Okamoto M, Stepkowski S M, Wang M, Kahan B D
Department of Surgery, University of Texas Medical School, Houston 77030, USA.
Transplantation. 2000 Oct 15;70(7):1060-7. doi: 10.1097/00007890-200010150-00012.
We aimed to identify the polymorphic epitopes that mitigate graft-versus-host disease (GvHD) and host-versus-graft response (HvGR) toward rat small bowel allografts in rats.
We tailored class I major histocompatibility complex (MHC) allochimeric antigens encoding 10 al-helical (alpha(1h)l58-80-RT1.Aa) or 4 (alpha(1h)l/u62-69-RT1.Aa) polymorphic amino acids. In the GvHD model, ACI (RT1a) donors were pretreated (day -14) with an intrathymic injection of alpha(1h)l58-80-RT1.Aa, alpha(1h)l/u62-69-RT1.Aa, or RT1.Al protein, with or without simultaneous intravenous injection of anti-T-cell receptor R73 monoclonal antibodies. Wistar-Furth (WF; RT1u) donors were tested with a similar protocol. In the HvGR model, ACI recipients were treated with a protocol designed to induce transplantation tolerance toward WF heart allografts: a portal vein injection of alpha(1h)l/u62-69-RT1.Aa protein and cyclosporine (4 mg/kg, intramuscular; days 0-6).

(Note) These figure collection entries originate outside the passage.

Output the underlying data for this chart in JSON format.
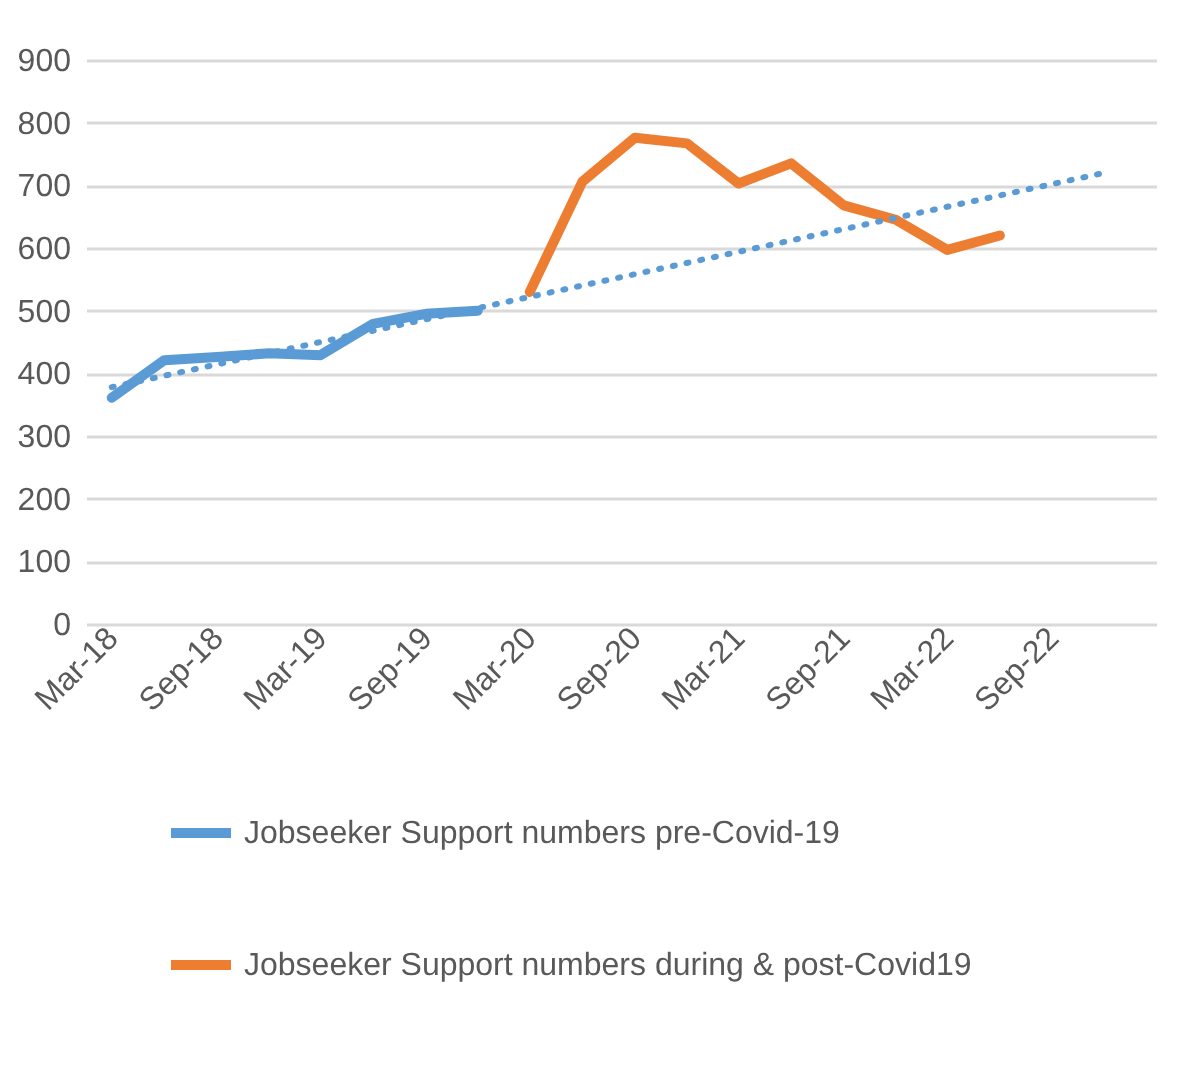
{
  "chart_data": {
    "type": "line",
    "xlim": [
      "2018-01-15",
      "2023-03-01"
    ],
    "xticks": [
      {
        "value": "2018-03",
        "label": "Mar-18"
      },
      {
        "value": "2018-09",
        "label": "Sep-18"
      },
      {
        "value": "2019-03",
        "label": "Mar-19"
      },
      {
        "value": "2019-09",
        "label": "Sep-19"
      },
      {
        "value": "2020-03",
        "label": "Mar-20"
      },
      {
        "value": "2020-09",
        "label": "Sep-20"
      },
      {
        "value": "2021-03",
        "label": "Mar-21"
      },
      {
        "value": "2021-09",
        "label": "Sep-21"
      },
      {
        "value": "2022-03",
        "label": "Mar-22"
      },
      {
        "value": "2022-09",
        "label": "Sep-22"
      }
    ],
    "ylim": [
      0,
      900
    ],
    "yticks": [
      0,
      100,
      200,
      300,
      400,
      500,
      600,
      700,
      800,
      900
    ],
    "grid": "y",
    "legend": "bottom",
    "marker": "none",
    "series": [
      {
        "name": "Jobseeker Support numbers pre-Covid-19",
        "color": "#5b9bd5",
        "type": "line",
        "line_style": "solid",
        "x": [
          "2018-03",
          "2018-06",
          "2018-09",
          "2018-12",
          "2019-03",
          "2019-06",
          "2019-09",
          "2019-12"
        ],
        "values": [
          361,
          421,
          426,
          432,
          429,
          479,
          495,
          500
        ]
      },
      {
        "name": "Jobseeker Support numbers during & post-Covid19",
        "color": "#ed7d31",
        "type": "line",
        "line_style": "solid",
        "x": [
          "2020-03",
          "2020-06",
          "2020-09",
          "2020-12",
          "2021-03",
          "2021-06",
          "2021-09",
          "2021-12",
          "2022-03",
          "2022-06"
        ],
        "values": [
          530,
          706,
          776,
          767,
          703,
          735,
          668,
          645,
          597,
          620
        ]
      },
      {
        "color": "#5b9bd5",
        "type": "line",
        "line_style": "dotted",
        "x": [
          "2018-03",
          "2022-12"
        ],
        "values": [
          378,
          720
        ]
      }
    ]
  }
}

GvHD was prevented in all (ACI x LEW) F1 recipients (RT1a/l) by pretreating ACI donors with R73 monoclonal antibody and recipient RT1.Al or alpha(1h)l58-80-RT1.Aa protein. Similarly, pretreatment of WF donors with RT1.Aa protein also prevented GvHD in (ACI x WF) F1 recipients. However, in a combined GvHD/HvGR model, ACI recipient perioperative treatment designed to prevent HvGR only modestly prolonged WF small bowel allograft survival (27.7+/-5.3 days compared to 17.4+/-4.6 days in the cyclosporine-alone group). In contrast, application of the two protocols significantly prolonged WF allograft survival (55.6+/-34.6 days), with two of seven recipients surviving more than 100 days.

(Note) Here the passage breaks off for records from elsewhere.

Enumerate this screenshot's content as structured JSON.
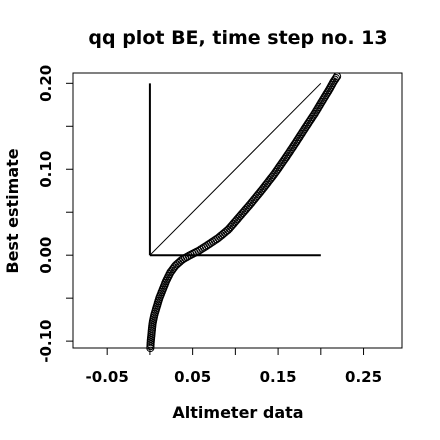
{
  "chart_data": {
    "type": "scatter",
    "title": "qq plot BE, time step no. 13",
    "xlabel": "Altimeter data",
    "ylabel": "Best estimate",
    "xlim": [
      -0.09,
      0.295
    ],
    "ylim": [
      -0.108,
      0.212
    ],
    "x_ticks": [
      -0.05,
      0.05,
      0.15,
      0.25
    ],
    "x_tick_labels": [
      "-0.05",
      "0.05",
      "0.15",
      "0.25"
    ],
    "y_ticks": [
      -0.1,
      0.0,
      0.1,
      0.2
    ],
    "y_tick_labels": [
      "-0.10",
      "0.00",
      "0.10",
      "0.20"
    ],
    "marker": "open-circle",
    "grid": false,
    "reference_lines": [
      {
        "name": "identity",
        "x": [
          0.0,
          0.2
        ],
        "y": [
          0.0,
          0.2
        ]
      },
      {
        "name": "vertical",
        "x": [
          0.0,
          0.0
        ],
        "y": [
          0.0,
          0.2
        ]
      },
      {
        "name": "horizontal",
        "x": [
          0.0,
          0.2
        ],
        "y": [
          0.0,
          0.0
        ]
      }
    ],
    "series": [
      {
        "curve": [
          [
            0.0005,
            -0.108
          ],
          [
            0.001,
            -0.1
          ],
          [
            0.002,
            -0.09
          ],
          [
            0.003,
            -0.08
          ],
          [
            0.005,
            -0.07
          ],
          [
            0.008,
            -0.06
          ],
          [
            0.011,
            -0.05
          ],
          [
            0.015,
            -0.04
          ],
          [
            0.019,
            -0.03
          ],
          [
            0.024,
            -0.02
          ],
          [
            0.03,
            -0.012
          ],
          [
            0.038,
            -0.005
          ],
          [
            0.047,
            0.0
          ],
          [
            0.057,
            0.005
          ],
          [
            0.068,
            0.012
          ],
          [
            0.08,
            0.02
          ],
          [
            0.092,
            0.03
          ],
          [
            0.105,
            0.045
          ],
          [
            0.118,
            0.06
          ],
          [
            0.132,
            0.077
          ],
          [
            0.146,
            0.095
          ],
          [
            0.16,
            0.115
          ],
          [
            0.172,
            0.133
          ],
          [
            0.183,
            0.15
          ],
          [
            0.193,
            0.165
          ],
          [
            0.202,
            0.18
          ],
          [
            0.21,
            0.193
          ],
          [
            0.215,
            0.202
          ],
          [
            0.219,
            0.208
          ]
        ],
        "n_points": 170,
        "color": "#000000"
      }
    ]
  }
}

Simultaneous inhibition of GvHD and HvGR significantly prolongs small bowel allograft survival.
我们旨在鉴定可减轻大鼠对大鼠小肠同种异体移植的移植物抗宿主病(GvHD)和宿主抗移植物反应(HvGR)的多态性表位。
我们定制了编码10个α-螺旋(α(1h)l58 - 80 - RT1.Aa)或4个(α(1h)l/u62 - 69 - RT1.Aa)多态性氨基酸的I类主要组织相容性复合体(MHC)同种嵌合抗原。在GvHD模型中,ACI(RT1a)供体在第 - 14天接受胸腺内注射α(1h)l58 - 80 - RT1.Aa、α(1h)l/u62 - 69 - RT1.Aa或RT1.Al蛋白预处理,同时或不同时静脉注射抗T细胞受体R73单克隆抗体。Wistar - Furth(WF;RT1u)供体采用类似方案进行测试。在HvGR模型中,ACI受体采用旨在诱导对WF心脏同种异体移植产生移植耐受的方案进行治疗:门静脉注射α(1h)l/u62 - 69 - RT1.Aa蛋白和环孢素(4 mg/kg,肌肉注射;第0 - 6天)。
通过用R73单克隆抗体以及受体RT1.Al或α(1h)l58 - 80 - RT1.Aa蛋白预处理ACI供体,所有(ACI×LEW)F1受体(RT1a/l)的GvHD均得到预防。同样,用RT1.Aa蛋白预处理WF供体也可预防(ACI×WF)F1受体的GvHD。然而,在联合GvHD/HvGR模型中,旨在预防HvGR的ACI受体围手术期治疗仅适度延长了WF小肠同种异体移植的存活时间(与单独使用环孢素组的17.4±4.6天相比,为27.7±5.3天)。相比之下,应用这两种方案可显著延长WF同种异体移植的存活时间(55.6±34.6天),7只受体中有2只存活超过100天。
同时抑制GvHD和HvGR可显著延长小肠同种异体移植的存活时间。